On Wednesday, I have my first observed lesson in Germany. This is obviously taken a lot more seriously than it was in Latvia. In fact, I worked for one school in Riga for two years, and wasn’t observed once.
Of course, they tell you that it’s “routine” and designed to “support the development of the teacher”, but the fact that it could just as easily be used as ammunition to fire you is always top of your mind – or maybe that’s just me. (Gives self a kick and a lecture on being positive.)
I first received notification of my observation in mid-December in the form of a rather lengthy email. And, as with most things in Germany, there is a
shitload lot of paperwork to be completed – both pre- and post-observation.
Oh, and to add insult to injury, the observation is at 8am. On my birthday.
As it happens, this lesson is the last lesson with that particular group – one of my favourites – so it will mainly be a review of what they
should have learned. This meant that it was time to reach for The Notebook of “Huh?”.
When I’m teaching, I generally prefer to leave error correction until the end of the lesson. Instead of interrupting students all the time (and risk them clamming up), I just jot down some of the more common mistakes they make and correct them in the last 5-10 minutes of the lesson. This means that I now have a notebook full of common mistakes Germans make in English.

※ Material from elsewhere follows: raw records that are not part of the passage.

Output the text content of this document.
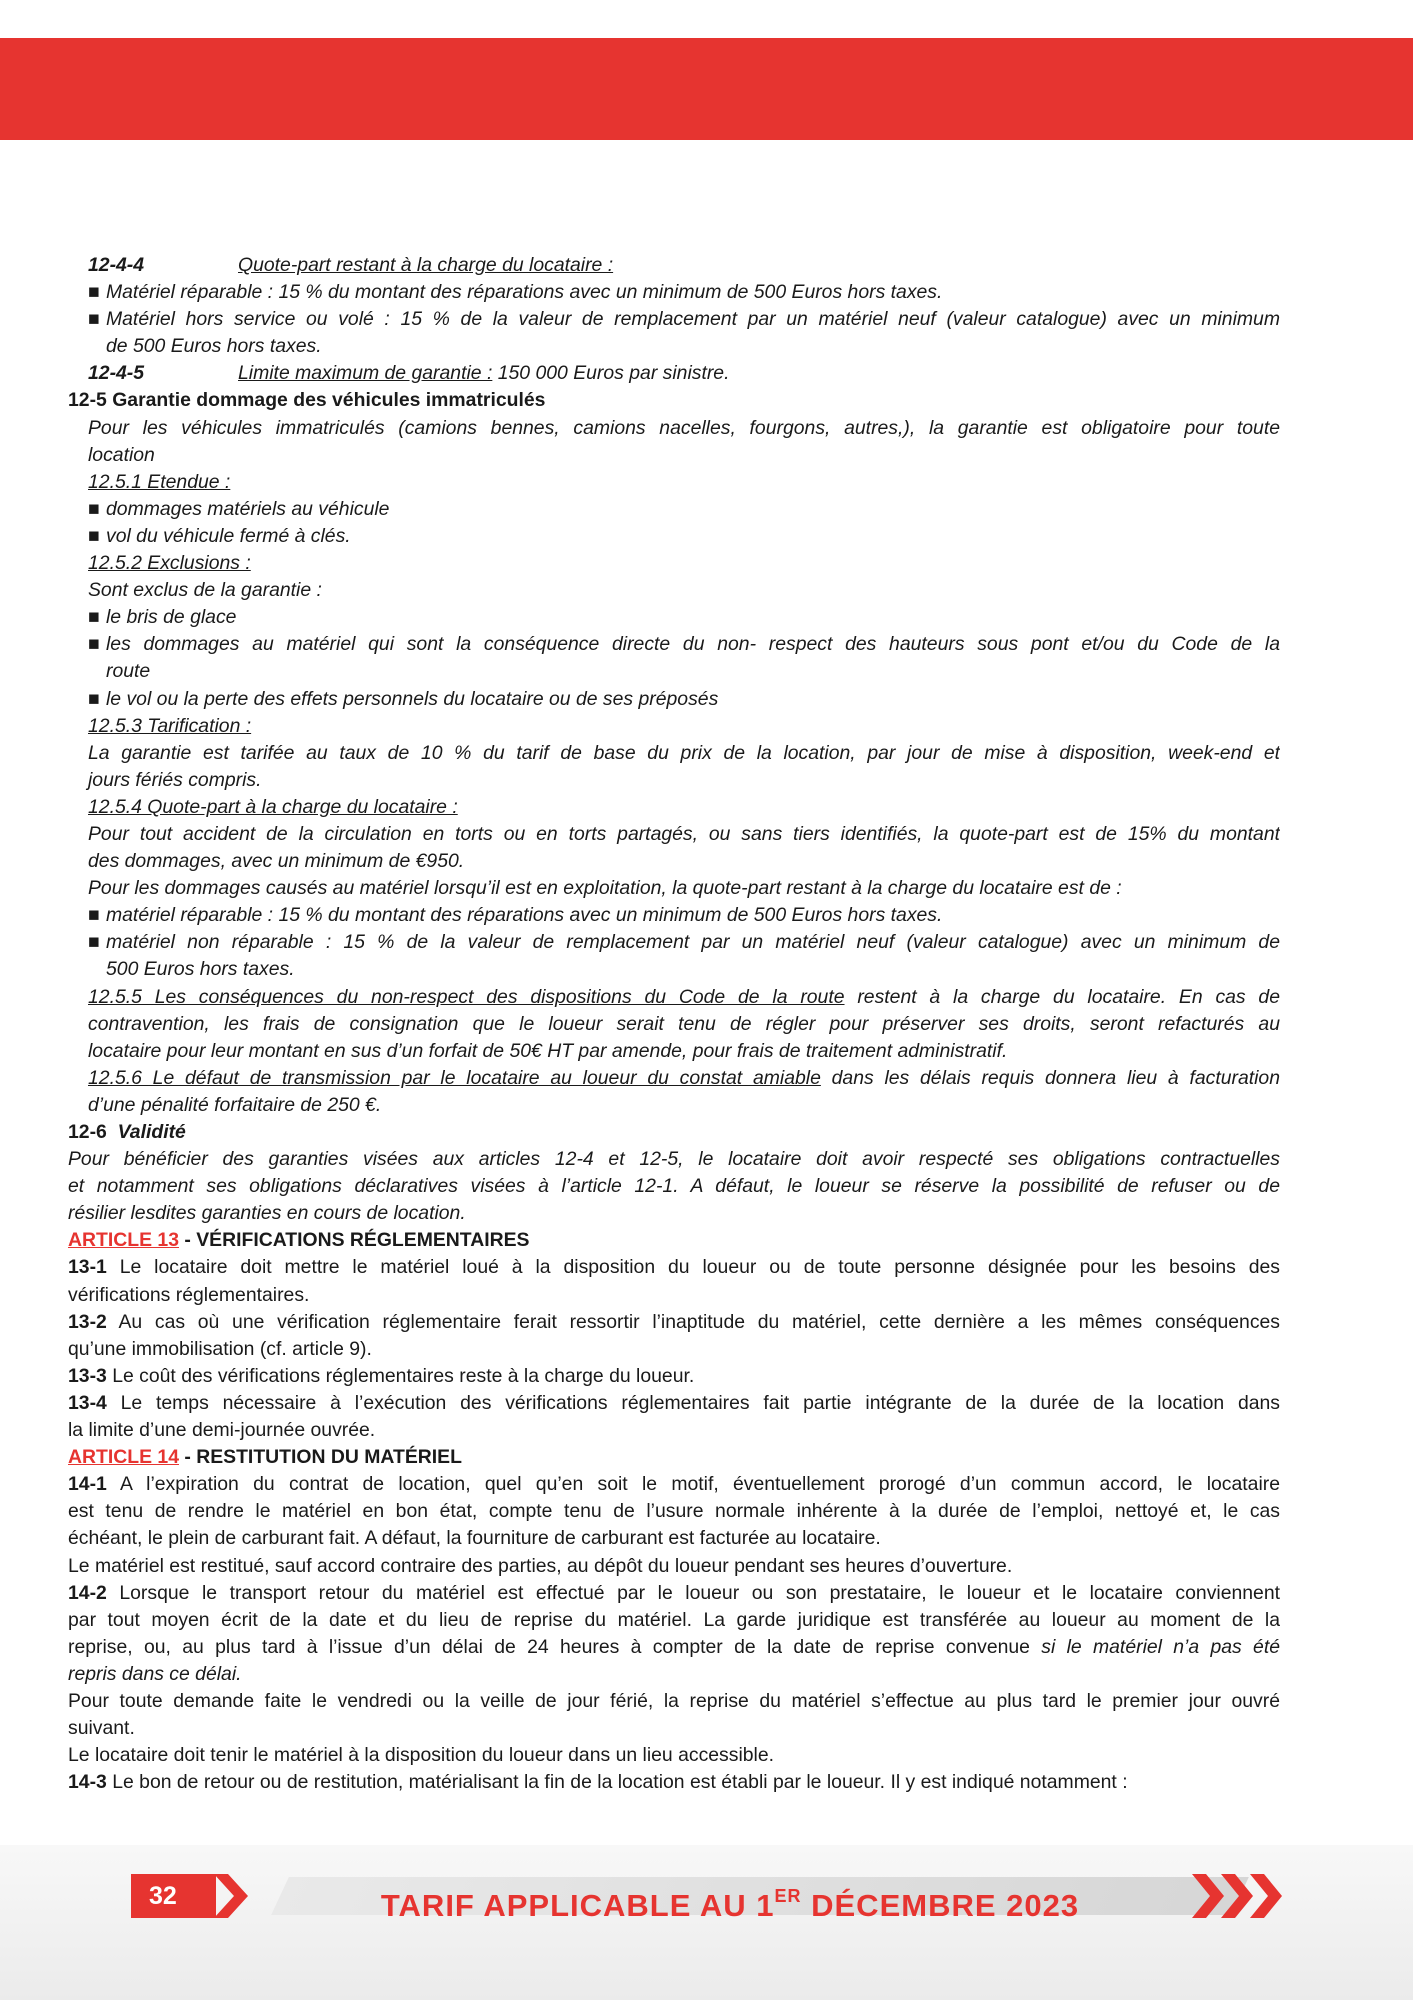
12-4-4	Quote-part restant à la charge du locataire :
■ Matériel réparable : 15 % du montant des réparations avec un minimum de 500 Euros hors taxes.
■ Matériel hors service ou volé : 15 % de la valeur de remplacement par un matériel neuf (valeur catalogue) avec un minimum
de 500 Euros hors taxes.
12-4-5	Limite maximum de garantie : 150 000 Euros par sinistre.
12-5 Garantie dommage des véhicules immatriculés
Pour les véhicules immatriculés (camions bennes, camions nacelles, fourgons, autres,), la garantie est obligatoire pour toute
location
12.5.1 Etendue :
■ dommages matériels au véhicule
■ vol du véhicule fermé à clés.
12.5.2 Exclusions :
Sont exclus de la garantie :
■ le bris de glace
■ les dommages au matériel qui sont la conséquence directe du non- respect des hauteurs sous pont et/ou du Code de la
route
■ le vol ou la perte des effets personnels du locataire ou de ses préposés
12.5.3 Tarification :
La garantie est tarifée au taux de 10 % du tarif de base du prix de la location, par jour de mise à disposition, week-end et
jours fériés compris.
12.5.4 Quote-part à la charge du locataire :
Pour tout accident de la circulation en torts ou en torts partagés, ou sans tiers identifiés, la quote-part est de 15% du montant
des dommages, avec un minimum de €950.
Pour les dommages causés au matériel lorsqu’il est en exploitation, la quote-part restant à la charge du locataire est de :
■ matériel réparable : 15 % du montant des réparations avec un minimum de 500 Euros hors taxes.
■ matériel non réparable : 15 % de la valeur de remplacement par un matériel neuf (valeur catalogue) avec un minimum de
500 Euros hors taxes.
12.5.5 Les conséquences du non-respect des dispositions du Code de la route restent à la charge du locataire. En cas de
contravention, les frais de consignation que le loueur serait tenu de régler pour préserver ses droits, seront refacturés au
locataire pour leur montant en sus d’un forfait de 50€ HT par amende, pour frais de traitement administratif.
12.5.6 Le défaut de transmission par le locataire au loueur du constat amiable dans les délais requis donnera lieu à facturation
d’une pénalité forfaitaire de 250 €.
12-6 Validité
Pour bénéficier des garanties visées aux articles 12-4 et 12-5, le locataire doit avoir respecté ses obligations contractuelles
et notamment ses obligations déclaratives visées à l’article 12-1. A défaut, le loueur se réserve la possibilité de refuser ou de
résilier lesdites garanties en cours de location.
ARTICLE 13 - VÉRIFICATIONS RÉGLEMENTAIRES
13-1 Le locataire doit mettre le matériel loué à la disposition du loueur ou de toute personne désignée pour les besoins des
vérifications réglementaires.
13-2 Au cas où une vérification réglementaire ferait ressortir l’inaptitude du matériel, cette dernière a les mêmes conséquences
qu’une immobilisation (cf. article 9).
13-3 Le coût des vérifications réglementaires reste à la charge du loueur.
13-4 Le temps nécessaire à l’exécution des vérifications réglementaires fait partie intégrante de la durée de la location dans
la limite d’une demi-journée ouvrée.
ARTICLE 14 - RESTITUTION DU MATÉRIEL
14-1 A l’expiration du contrat de location, quel qu’en soit le motif, éventuellement prorogé d’un commun accord, le locataire
est tenu de rendre le matériel en bon état, compte tenu de l’usure normale inhérente à la durée de l’emploi, nettoyé et, le cas
échéant, le plein de carburant fait. A défaut, la fourniture de carburant est facturée au locataire.
Le matériel est restitué, sauf accord contraire des parties, au dépôt du loueur pendant ses heures d’ouverture.
14-2 Lorsque le transport retour du matériel est effectué par le loueur ou son prestataire, le loueur et le locataire conviennent
par tout moyen écrit de la date et du lieu de reprise du matériel. La garde juridique est transférée au loueur au moment de la
reprise, ou, au plus tard à l’issue d’un délai de 24 heures à compter de la date de reprise convenue si le matériel n’a pas été
repris dans ce délai.
Pour toute demande faite le vendredi ou la veille de jour férié, la reprise du matériel s’effectue au plus tard le premier jour ouvré
suivant.
Le locataire doit tenir le matériel à la disposition du loueur dans un lieu accessible.
14-3 Le bon de retour ou de restitution, matérialisant la fin de la location est établi par le loueur. Il y est indiqué notamment :
32	TARIF APPLICABLE AU 1ER DÉCEMBRE 2023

Even though this particular group is elementary level, a lot of these mistakes can be found pretty much across the board. So here they are, some of the top mistakes German students of English make:
1. It’s no secret that Germans like long words. Just today I came across this “little” gem in an insurance document – Altersvorsorgeverbesserungsgesetz. Often students will ask you what something is in English. I tell them it’s not a word in English, it’s a paragraph.

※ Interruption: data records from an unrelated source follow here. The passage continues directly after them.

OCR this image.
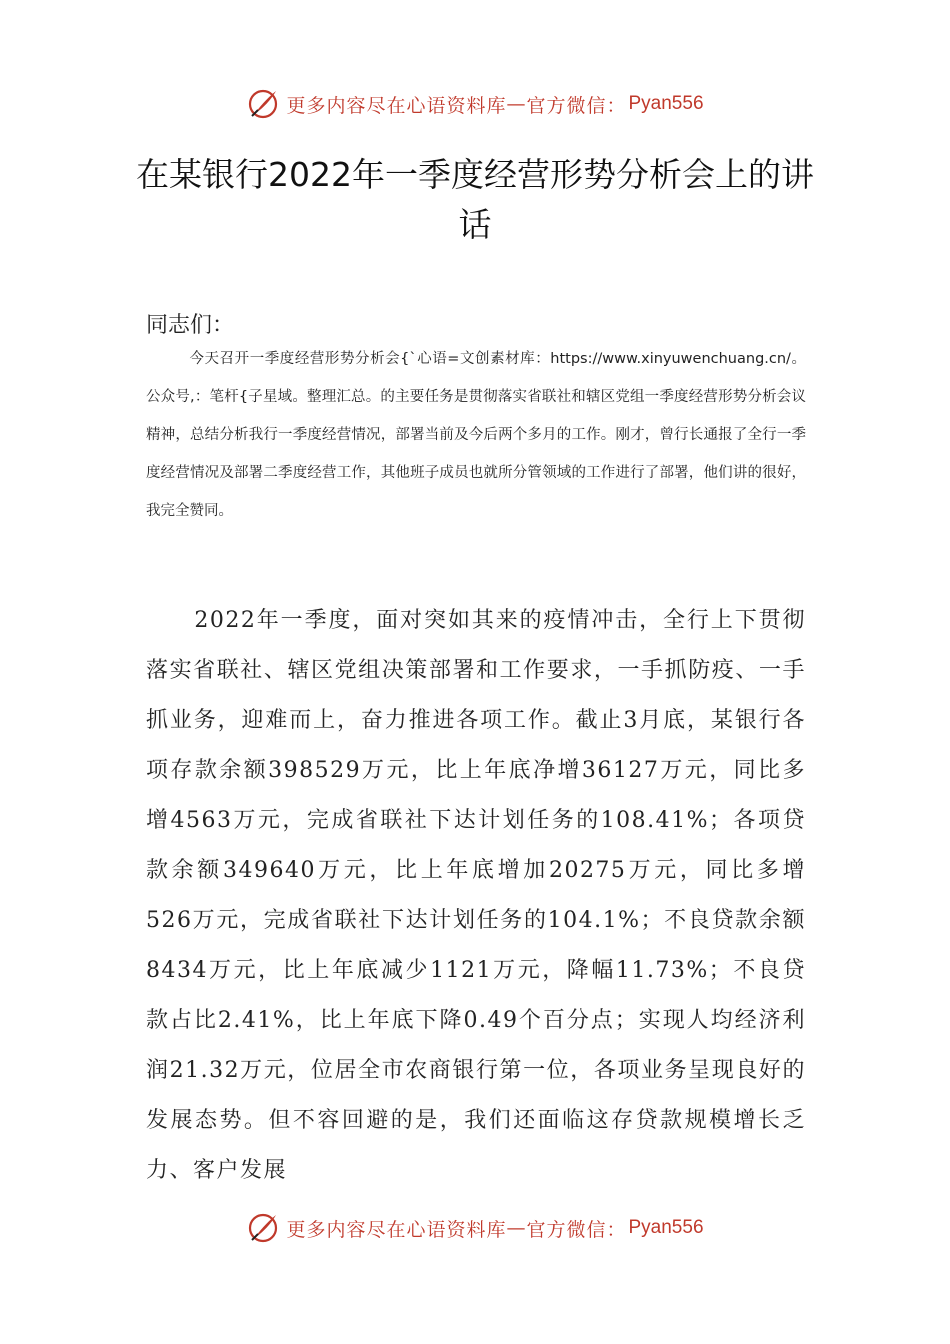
更多内容尽在心语资料库 — 官方微信： Pyan556
在某银行2022年一季度经营形势分析会上的讲话
同志们：
今天召开一季度经营形势分析会{`心语=文创素材库：https://www.xinyuwenchuang.cn/。公众号,：笔杆{子星域。整理汇总。的主要任务是贯彻落实省联社和辖区党组一季度经营形势分析会议精神，总结分析我行一季度经营情况，部署当前及今后两个多月的工作。刚才，曾行长通报了全行一季度经营情况及部署二季度经营工作，其他班子成员也就所分管领域的工作进行了部署，他们讲的很好，我完全赞同。
2022年一季度，面对突如其来的疫情冲击，全行上下贯彻落实省联社、辖区党组决策部署和工作要求，一手抓防疫、一手抓业务，迎难而上，奋力推进各项工作。截止3月底，某银行各项存款余额398529万元，比上年底净增36127万元，同比多增4563万元，完成省联社下达计划任务的108.41%；各项贷款余额349640万元，比上年底增加20275万元，同比多增526万元，完成省联社下达计划任务的104.1%；不良贷款余额8434万元，比上年底减少1121万元，降幅11.73%；不良贷款占比2.41%，比上年底下降0.49个百分点；实现人均经济利润21.32万元，位居全市农商银行第一位，各项业务呈现良好的发展态势。但不容回避的是，我们还面临这存贷款规模增长乏力、客户发展
更多内容尽在心语资料库 — 官方微信： Pyan556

It seems that our puny little English words are not complicated enough for them though, so they’ll often add an extra syllable or two to make them more German-friendly – “organisator”, “conversating”, “feministic” and “divorcement” are a few that spring to mind. Maybe it was being too feministic that led to the divorcement…
2. Unlike Latvian or Russian speakers, Germans have no problems with articles (a/an/the) in English. They have them in German – too bloody many of them in fact. However, like most non-native speakers, they still struggle with prepositions. You’ll hear things like:
“I was on a meeting” (at)
“At Sunday” (on)
“I drove at work” (to)
“I reacted on it” (to)
And so on/off/at/in/to/for/from.
3. Another one that gets most non-native speakers is those tricky conditional sentences, so I’ll try to give a few German-appropriate examples of correct usage.
Zero: If it’s a day ending in “day”, Germans drink beer.
First: If I see Karlheinz, I’ll shake his hand. (Germans love shaking hands.)
Second: If I had a poo shelf, there wouldn’t be so much splash-back.
Third: If we hadn’t eaten those sausages, we would have been very hungry.
Mixed: If I hadn’t drunk that last Glühwein, I would feel much better now.
4. Germans really like making literal translations. (Not that I can talk – hoch fünf anyone?) Hearing things like “I have not a car”, “Let’s meet us after the weekend”, “the mother of my wife”, “hand shoes” and “we see us next week” are pretty common.
I’m just waiting for the day that someone tells me they’re grinning like a honey cake horse…
5. Pronouncing every “s” like a “z” and “th” like an “s”, for example:
I sink I will zee you zoon.
Anyway, enough of Germans’ mistakes – for now. I’m off to try to scrub off Saturday night’s mistakes. Again. Yes, it seems that German clubs even stamp more efficiently than any other nation.